Her throat tightened.

He regarded her with amusement. “I did not mean that literally, but it could be arranged.”

He was a sheikh, but more importantly, he was a leader from a foreign country. If he possessed diplomatic immunity, Holly thought in a burst of fear, he could do anything he wanted, and get away with it.

Chapter Three

Sharif did not understand why, after all these years, he was suddenly seized with the desire to possess a woman. Why at this perilous time, when he needed to stay alert, and why this defiant woman?

From the moment he’d held her in the car, Holly had aroused a response like no woman since Yona. And now, in the rise and fall of her breasts as she stared at him, he read a rising passion that matched his own.

She was fighting her desire in vain. He knew from his younger days what it took to seduce a woman, and this one lay within his power. All it would take was the touch of his lips against her face and throat, and the hard commanding movements of his body, and he could bring them both to ecstasy.

Holly’s eyes widened. With fear or longing, or both? “Don’t,” she whispered. “Please.”

She was, the sheikh reminded himself sharply, another man’s bride. She was also a threat to his ability to take his son back to Alqedar.

Stiffly, he drew back. “You have nothing to fear. I told you, I am not an abuser of women.”

“And you really don’t know what’s happened to my sister?” Even at this tense moment, Holly Rivers was more concerned for the missing woman than for herself, he saw with reluctant admiration.

“I wish I did.” Sharif bent and ran one finger along his son’s cheek. “It would be easier to straighten out this mess if she were here. Unless she intended, as I feared, to seek custody.”

“I don’t know what she intended.” The young woman brushed back a wave of red hair that had fallen across her temple. “I haven’t seen her in three months, since before Ben was born.”

“Then how did you get him?”

“A friend of hers brought him, a musician named Griff Goldbar. He said she would come back in a few days. That was over a month ago.”

About that time, the clinic owner had stopped taking Zahad’s calls. Such a coincidence must be meaningful. “Do you know a woman named Noreen Wheaton?”

“No, why?”

“She’s the head of the clinic that hired your sister,” he said. “If you’ve been searching for Jasmine, surely you found some record of the surrogacy arrangement.”

Holly’s expression grew troubled. “Jazz must have taken her contract with her. I cleaned out her room, but there weren’t any papers from a clinic.” The baby began to squirm. “I think he’s hungry.”

“I’ll get the formula.” Sharif went to fetch the bag that Aunt Selima had packed.

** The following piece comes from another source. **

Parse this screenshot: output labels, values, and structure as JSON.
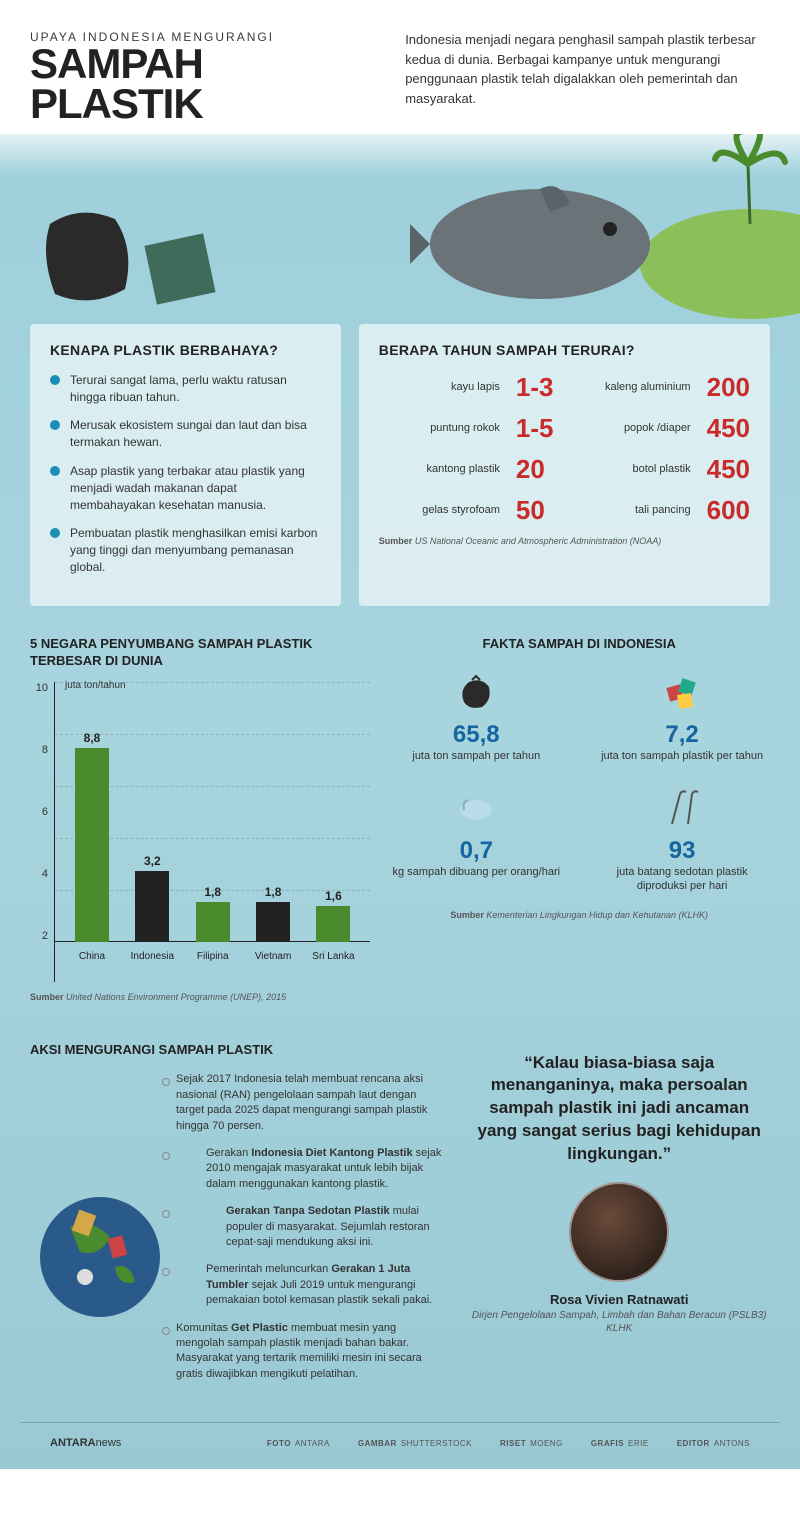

As he crossed the cabin, he wondered why the clinic director had been reluctant to talk to Zahad. Had there been threats against the clinic and, if so, from whom? With the police after him, Sharif could hardly contact Mrs. Wheaton to ask her directly.

Or perhaps he was looking in the wrong direction. The woman, Jasmine, might have enemies of her own. Her disappearance might bear no relationship to Sharif or to the clinic.

On his way back to the alcove, he tuned the television set to an all-news station, grateful that, in California, even remote cabins came equipped with TV service. At the moment, however, the report concerned local politics.